To the dismay of conservationists and sportsmen, the bill prohibits the Interior Department from writing or issuing a rule under the Endangered Species Act for the listings of any/all four subspecies of sage grouse in the coming year, although the full implications of this funding moratorium are still in the process of being interpreted at Interior. Sportsmen also are disappointed that the spending package would preclude a revision of federal wildfire funding, as the current funding mechanism has hamstrung the capacity and budget of the U.S. Forest Service in recent years.

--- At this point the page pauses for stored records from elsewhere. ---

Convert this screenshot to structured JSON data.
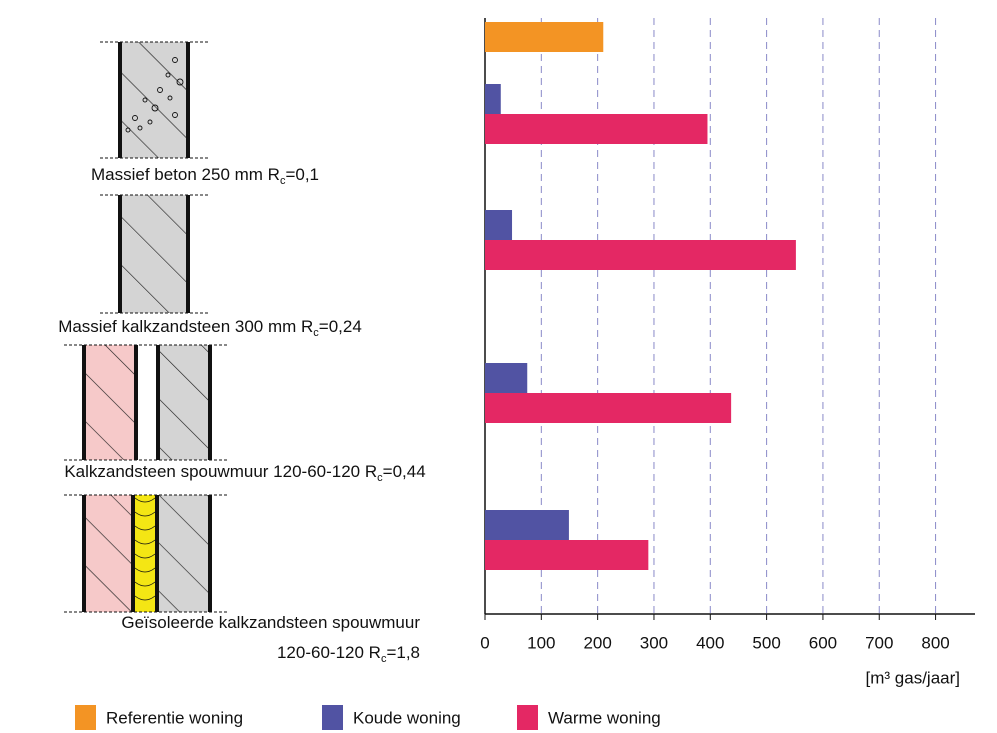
{
  "chart_data": {
    "type": "bar",
    "orientation": "horizontal",
    "categories": [
      null,
      "Massief beton 250 mm Rc=0,1",
      "Massief kalkzandsteen 300 mm Rc=0,24",
      "Kalkzandsteen spouwmuur 120-60-120 Rc=0,44",
      "Geïsoleerde kalkzandsteen spouwmuur\n120-60-120 Rc=1,8"
    ],
    "series": [
      {
        "name": "Referentie woning",
        "color": "#f39424",
        "values": [
          210,
          null,
          null,
          null,
          null
        ]
      },
      {
        "name": "Koude woning",
        "color": "#5153a3",
        "values": [
          null,
          28,
          48,
          75,
          149
        ]
      },
      {
        "name": "Warme woning",
        "color": "#e42864",
        "values": [
          null,
          395,
          552,
          437,
          290
        ]
      }
    ],
    "xlim": [
      0,
      870
    ],
    "xticks": [
      0,
      100,
      200,
      300,
      400,
      500,
      600,
      700,
      800
    ],
    "xlabel": "[m³ gas/jaar]",
    "grid": true
  }
}
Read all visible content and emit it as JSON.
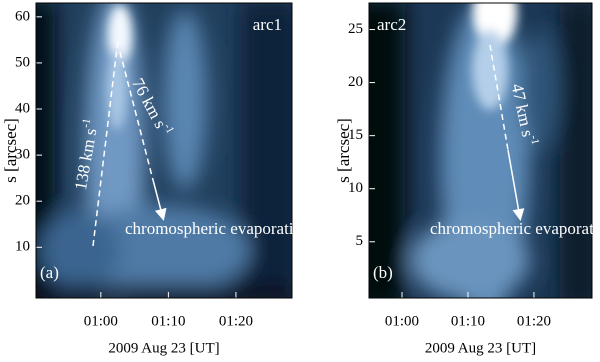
{
  "chart_data": [
    {
      "type": "image",
      "name": "arc1",
      "panel_label": "(a)",
      "ylabel": "s [arcsec]",
      "xlabel": "2009 Aug 23 [UT]",
      "ylim": [
        -1,
        63
      ],
      "yticks": [
        10,
        20,
        30,
        40,
        50,
        60
      ],
      "xlim": [
        50.4,
        88.3
      ],
      "xticks": [
        {
          "value": 60,
          "label": "01:00"
        },
        {
          "value": 70,
          "label": "01:10"
        },
        {
          "value": 80,
          "label": "01:20"
        }
      ],
      "annotations": [
        {
          "text": "138 km s",
          "sup": "-1"
        },
        {
          "text": "76 km s",
          "sup": "-1"
        }
      ],
      "arrow_label": "chromospheric evaporation"
    },
    {
      "type": "image",
      "name": "arc2",
      "panel_label": "(b)",
      "ylabel": "s [arcsec]",
      "xlabel": "2009 Aug 23 [UT]",
      "ylim": [
        -0.3,
        27.5
      ],
      "yticks": [
        5,
        10,
        15,
        20,
        25
      ],
      "xlim": [
        55,
        88.8
      ],
      "xticks": [
        {
          "value": 60,
          "label": "01:00"
        },
        {
          "value": 70,
          "label": "01:10"
        },
        {
          "value": 80,
          "label": "01:20"
        }
      ],
      "annotations": [
        {
          "text": "47 km s",
          "sup": "-1"
        }
      ],
      "arrow_label": "chromospheric evaporation"
    }
  ]
}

Here are the funding levels for priority conservation programs:

National Wildlife Refuge System

  • $474.2 million for the Refuge System, a $2 million increase over last fiscal year.

EPA

  • U.S. EPA would be funded at $8.1 billion in FY15, a $60 million decrease from FY14 and $250 million more than the Obama administration asked for in its FY15 budget request.
  • EPA’s Clean Water and Safe Drinking Water state revolving funds will be given $2.35 billion, level with FY14 funding and roughly $600 million above the president’s request.

Department of the Interior and Related Agencies

  • The Department of Interior would receive $10.7 billion, slightly above the current $10.5 billion but down from Obama’s $10.9 billion request.
  • Secure Rural Schools would be zeroed out, a serious blow for Western forested counties that depend on the program to alleviate major declines in federal timber harvests. House leaders state they intend to find funding for the program early next year. Until then, they will push legislation to streamline timber sales.
  • Payment in Lieu of Taxes would receive $372 million with additional funding included in the National Defense Authorization Act.
  • State and Tribal Wildlife Grants would receive $58.695 million, level funding from FY14 enacted levels.
  • The North American Wetland Conservation Fund would receive $34.145, level funding from FY14.
  • Forest Legacy Programs would receive $53 million, a $2 million increase from FY14.
  • The Land & Water Conservation Fund will receive $306 million, level funding from FY14.

National Oceanic and Atmospheric Administration

  • NOAA would receive $5.4 billion, an increase of about $126 million from FY14.

Agriculture

  • The Natural Resources Conservation Service’s Environmental Quality Incentives Program and the Conservation Stewardship Programs, mandatory programs under the 2014 Farm Bill, would see roughly $200 million in reduced, mandatory spending for 2015.

Fisheries

  • National Fish Hatchery System Operations would receive $52,860,000 and maintains that Within 90 days of enactment of this Act, the Service shall publish an operations and maintenance plan for fiscal year 2015 for the National Fish Hatchery System that includes funding allocations by region, together with an explanation of the allocation methodology.